Some complementary therapies used for treatment induced menopause are:
Black Cohosh: has been studied extensively by the scientific community. The most consistent evidence is for a specific commercial product called "Remifemin". Remifemin, a brand name of Black Cohosh has been used in Europe for many years in the management of menopausal symptoms. Black Cohosh appears to decrease hot flashes by its estrogen like properties, however long term studies are limited. Currently Black cohosh is not recommended for women with existing breast cancer or who are at high risk of developing breast cancer. Recent reports have linked some serious forms of liver disease with the possible use of black cohosh. It is important that your doctor monitors your liver function tests if you are using this product.
Evening Primrose Oil: has been found to be ineffective in reducing hot flushes and night sweats.
Ginkgo Biloba: is believed to help in the treatment of short-term memory loss, headache, possibly fatigue, and cognitive disorders such as depression. Gingko leaf extract is the recommended form however, even when taken in typical doses, side effects such as headache, dizziness, constipation and allergic skin reaction may occur. Spontaneous bleeding can be a severe side effect and therefore Ginkgo Biloba needs to be discontinued for at least 2 weeks prior to any surgery. Other severe adverse interactions have been found when gingko is taken with prescribed medications so consultation with your health care provider prior to taking gingko biloba is recommended.
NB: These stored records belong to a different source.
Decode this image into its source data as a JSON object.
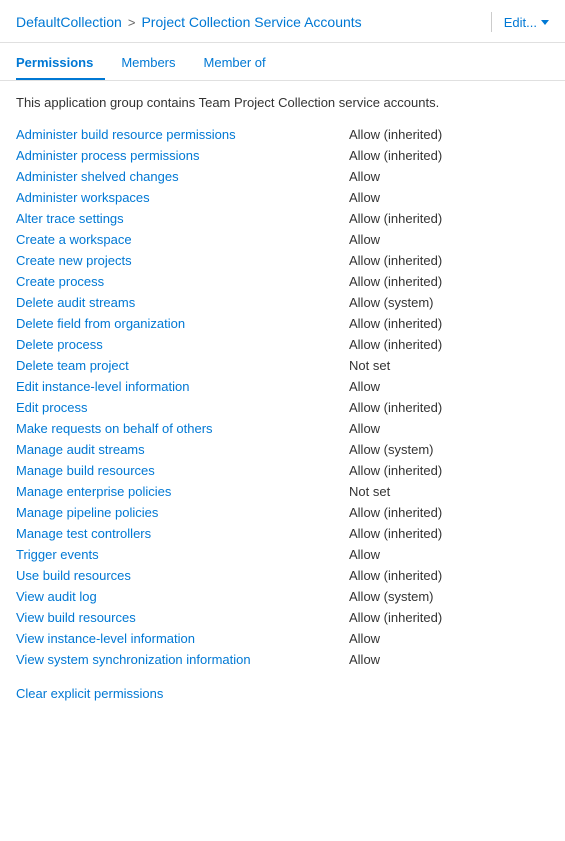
{
  "header": {
    "breadcrumb_default": "DefaultCollection",
    "breadcrumb_separator": ">",
    "breadcrumb_current": "Project Collection Service Accounts",
    "edit_label": "Edit...",
    "divider": true
  },
  "tabs": [
    {
      "label": "Permissions",
      "active": true
    },
    {
      "label": "Members",
      "active": false
    },
    {
      "label": "Member of",
      "active": false
    }
  ],
  "description": "This application group contains Team Project Collection service accounts.",
  "permissions": [
    {
      "name": "Administer build resource permissions",
      "value": "Allow (inherited)"
    },
    {
      "name": "Administer process permissions",
      "value": "Allow (inherited)"
    },
    {
      "name": "Administer shelved changes",
      "value": "Allow"
    },
    {
      "name": "Administer workspaces",
      "value": "Allow"
    },
    {
      "name": "Alter trace settings",
      "value": "Allow (inherited)"
    },
    {
      "name": "Create a workspace",
      "value": "Allow"
    },
    {
      "name": "Create new projects",
      "value": "Allow (inherited)"
    },
    {
      "name": "Create process",
      "value": "Allow (inherited)"
    },
    {
      "name": "Delete audit streams",
      "value": "Allow (system)"
    },
    {
      "name": "Delete field from organization",
      "value": "Allow (inherited)"
    },
    {
      "name": "Delete process",
      "value": "Allow (inherited)"
    },
    {
      "name": "Delete team project",
      "value": "Not set"
    },
    {
      "name": "Edit instance-level information",
      "value": "Allow"
    },
    {
      "name": "Edit process",
      "value": "Allow (inherited)"
    },
    {
      "name": "Make requests on behalf of others",
      "value": "Allow"
    },
    {
      "name": "Manage audit streams",
      "value": "Allow (system)"
    },
    {
      "name": "Manage build resources",
      "value": "Allow (inherited)"
    },
    {
      "name": "Manage enterprise policies",
      "value": "Not set"
    },
    {
      "name": "Manage pipeline policies",
      "value": "Allow (inherited)"
    },
    {
      "name": "Manage test controllers",
      "value": "Allow (inherited)"
    },
    {
      "name": "Trigger events",
      "value": "Allow"
    },
    {
      "name": "Use build resources",
      "value": "Allow (inherited)"
    },
    {
      "name": "View audit log",
      "value": "Allow (system)"
    },
    {
      "name": "View build resources",
      "value": "Allow (inherited)"
    },
    {
      "name": "View instance-level information",
      "value": "Allow"
    },
    {
      "name": "View system synchronization information",
      "value": "Allow"
    }
  ],
  "clear_link": "Clear explicit permissions"
}
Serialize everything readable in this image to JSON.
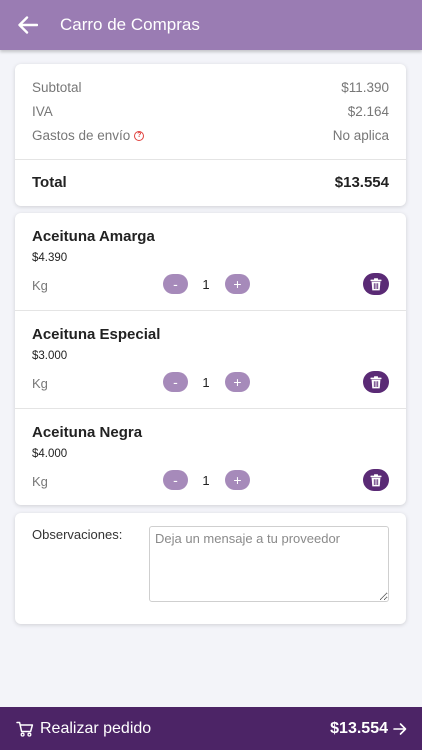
{
  "header": {
    "title": "Carro de Compras"
  },
  "summary": {
    "subtotal_label": "Subtotal",
    "subtotal_value": "$11.390",
    "iva_label": "IVA",
    "iva_value": "$2.164",
    "shipping_label": "Gastos de envío",
    "shipping_value": "No aplica",
    "total_label": "Total",
    "total_value": "$13.554"
  },
  "products": [
    {
      "name": "Aceituna Amarga",
      "price": "$4.390",
      "unit": "Kg",
      "qty": "1"
    },
    {
      "name": "Aceituna Especial",
      "price": "$3.000",
      "unit": "Kg",
      "qty": "1"
    },
    {
      "name": "Aceituna Negra",
      "price": "$4.000",
      "unit": "Kg",
      "qty": "1"
    }
  ],
  "qty_controls": {
    "minus": "-",
    "plus": "+"
  },
  "observations": {
    "label": "Observaciones:",
    "placeholder": "Deja un mensaje a tu proveedor"
  },
  "footer": {
    "label": "Realizar pedido",
    "total": "$13.554"
  },
  "colors": {
    "header": "#9a7cb3",
    "footer": "#4c2466",
    "accent_button": "#a68aba",
    "trash_button": "#5a2a75"
  }
}
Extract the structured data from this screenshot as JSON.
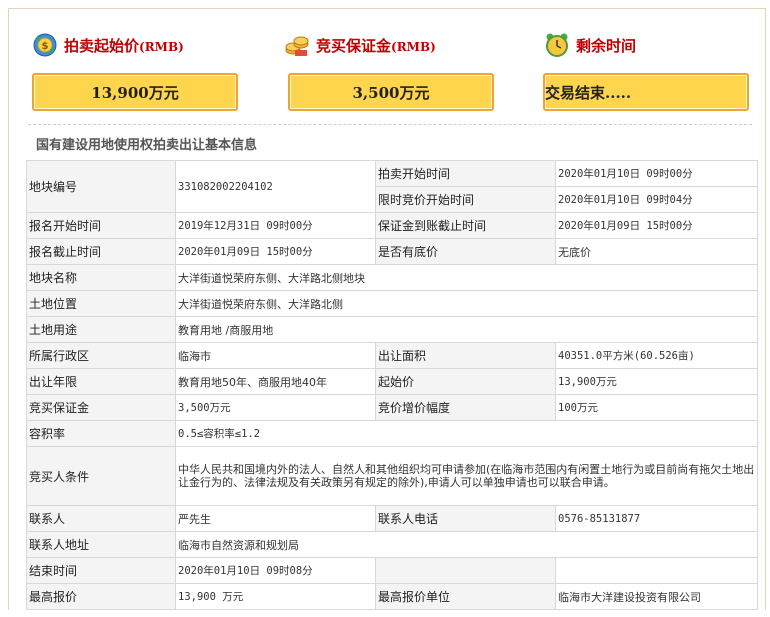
{
  "header": {
    "start_price_label": "拍卖起始价",
    "start_price_unit": "(RMB)",
    "start_price_value": "13,900万元",
    "deposit_label": "竞买保证金",
    "deposit_unit": "(RMB)",
    "deposit_value": "3,500万元",
    "remaining_label": "剩余时间",
    "remaining_value": "交易结束....."
  },
  "section_title": "国有建设用地使用权拍卖出让基本信息",
  "info": {
    "parcel_no_label": "地块编号",
    "parcel_no": "331082002204102",
    "auction_start_label": "拍卖开始时间",
    "auction_start": "2020年01月10日 09时00分",
    "timed_bid_start_label": "限时竞价开始时间",
    "timed_bid_start": "2020年01月10日 09时04分",
    "reg_start_label": "报名开始时间",
    "reg_start": "2019年12月31日 09时00分",
    "deposit_deadline_label": "保证金到账截止时间",
    "deposit_deadline": "2020年01月09日 15时00分",
    "reg_end_label": "报名截止时间",
    "reg_end": "2020年01月09日 15时00分",
    "reserve_label": "是否有底价",
    "reserve": "无底价",
    "name_label": "地块名称",
    "name": "大洋街道悦荣府东侧、大洋路北侧地块",
    "location_label": "土地位置",
    "location": "大洋街道悦荣府东侧、大洋路北侧",
    "use_label": "土地用途",
    "use": "教育用地 /商服用地",
    "district_label": "所属行政区",
    "district": "临海市",
    "area_label": "出让面积",
    "area": "40351.0平方米(60.526亩)",
    "term_label": "出让年限",
    "term": "教育用地50年、商服用地40年",
    "start_price_label": "起始价",
    "start_price": "13,900万元",
    "deposit_label": "竞买保证金",
    "deposit": "3,500万元",
    "increment_label": "竞价增价幅度",
    "increment": "100万元",
    "far_label": "容积率",
    "far": "0.5≤容积率≤1.2",
    "bidder_cond_label": "竞买人条件",
    "bidder_cond": "中华人民共和国境内外的法人、自然人和其他组织均可申请参加(在临海市范围内有闲置土地行为或目前尚有拖欠土地出让金行为的、法律法规及有关政策另有规定的除外),申请人可以单独申请也可以联合申请。",
    "contact_label": "联系人",
    "contact": "严先生",
    "phone_label": "联系人电话",
    "phone": "0576-85131877",
    "address_label": "联系人地址",
    "address": "临海市自然资源和规划局",
    "end_time_label": "结束时间",
    "end_time": "2020年01月10日 09时08分",
    "top_bid_label": "最高报价",
    "top_bid": "13,900 万元",
    "top_bidder_label": "最高报价单位",
    "top_bidder": "临海市大洋建设投资有限公司"
  },
  "icons": {
    "price": "money-refresh-icon",
    "deposit": "coins-icon",
    "clock": "alarm-clock-icon"
  },
  "colors": {
    "label_red": "#c00000",
    "box_fill": "#ffd54d",
    "box_border": "#f2a22f"
  }
}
Plant Estrogens or Phytoestrogens: many studies that evaluate the effectiveness of phytoestrogens, as found in soy based foods such as tofu are ongoing. The inclusion of soy, as a low fat source of protein, has its benefits for lowering cholesterol levels. The effect of soy on menopausal symptoms has been shown to have variable results and its effect on bone health has yet to be determined. Soybeans and soy products such as tofu, miso, soy flour, and soy drinks are good sources of phytoestrogens. Other sources include vegetable, fruits, and whole grains. You may find the regular inclusion of these foods in your diet helpful.
Vitamin E: there have been no clinical trials using vitamin E supplementation for postmenopausal symptoms. Fat-soluble vitamins such as vitamin E may be dangerous in doses higher than 400 I.U. per day, therefore discuss the use of vitamin E with your health care provider.
Know what herb or vitamin you are taking, and its side effects. Your Pharmacist, or a reputable herbalist, can be an excellent resource. As some complementary therapies may interact with prescribed treatment, always advise your health care provider of any therapies you are using.
Many other complementary or alternative therapies exist and may be helpful in controlling symptoms. Some therapies that have been used by women for menopausal symptom control include acupuncture, massage therapy, and paced breathing techniques. Other drug therapies have been used successfully in managing menopausal symptoms and may be considered as options.